AG: A quelles suites appellent la première journée de mobilisation du 4 novembre? 

La CGT Education 93 soutient l’ensemble des collègues qui sont mobilisés (grève, droit de retrait…) et nous n’avons pas attendu cette rentrée pour faire entendre nos revendications. Nos conditions de travail et celles d’apprentissage pour les élèves ne cessent de se dégrader chaque année : augmentation des effectifs par classe et donc du nombre d’élèves dans les établissements, manque de personnels médicaux sociaux – assistantes sociales, infirmières, conseillères d’orientation – , nombreux postes non pourvus chaque année. C’est en partie cette dégradation de nos conditions de travail depuis plusieurs années, qui explique que la gestion de la crise sanitaire dans nos établissements soit aussi catastrophique. A l’échelle du département, nous exigeons un plan d’urgence pour les écoles, collèges et lycées. A l’échelle nationale nous exigeons un réel plan d’investissement dans l’éducation, avec le dégel du point d’indice et l’augmentation immédiate des salaires. Les réformes des lycées (voie professionnelle et générale) sont dramatiques pour nos jeunes et doivent aussi être supprimées. 
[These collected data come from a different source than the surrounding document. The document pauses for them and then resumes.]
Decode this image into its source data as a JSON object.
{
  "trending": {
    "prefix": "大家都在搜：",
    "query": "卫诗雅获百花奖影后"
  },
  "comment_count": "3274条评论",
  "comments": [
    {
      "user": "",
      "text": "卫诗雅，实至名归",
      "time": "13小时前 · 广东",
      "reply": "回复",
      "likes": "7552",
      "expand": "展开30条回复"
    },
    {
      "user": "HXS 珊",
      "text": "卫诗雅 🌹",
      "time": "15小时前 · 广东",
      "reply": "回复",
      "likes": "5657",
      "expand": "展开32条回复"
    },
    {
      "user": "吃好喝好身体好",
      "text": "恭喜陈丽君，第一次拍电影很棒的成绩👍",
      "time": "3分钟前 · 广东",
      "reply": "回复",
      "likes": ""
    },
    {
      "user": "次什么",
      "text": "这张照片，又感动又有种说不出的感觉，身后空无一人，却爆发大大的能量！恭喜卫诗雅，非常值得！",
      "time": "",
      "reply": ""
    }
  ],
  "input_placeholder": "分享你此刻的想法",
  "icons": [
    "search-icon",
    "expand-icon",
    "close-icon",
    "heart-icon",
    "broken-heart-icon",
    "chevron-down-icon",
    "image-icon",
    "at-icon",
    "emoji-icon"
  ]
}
Mais bien au-delà, c’est une véritable refonte démocratique et sociale dont à besoin notre service public. Afin que chacun puisse en saisir les enjeux, l’éducation doit être au coeur de la démocratie et de la République. Sans ce travail de fond, nous ne pourrons pas non plus sortir un pan entier de nos citoyens des logiques extrémistes, radicales et dangereuses pour faire société.En ce sens, nous avions déjà comme objectif de faire de la journée du 17 novembre, une grande journée de grève et de mobilisation dans le département. Au vu de l’effervescence quotidienne dans les établissements scolaires en cette rentrée, nous pouvons espérer une mobilisation plus large et radicale dès maintenant. La balle est dans le camp des salarié.e.s de l’éducation et des jeunes de notre pays. Les enseignantes et enseignants, plus que personne, font confiance à la jeunesse pour bousculer l’ordre établi et exiger de vrais moyens pour le service public d’éducation nationale.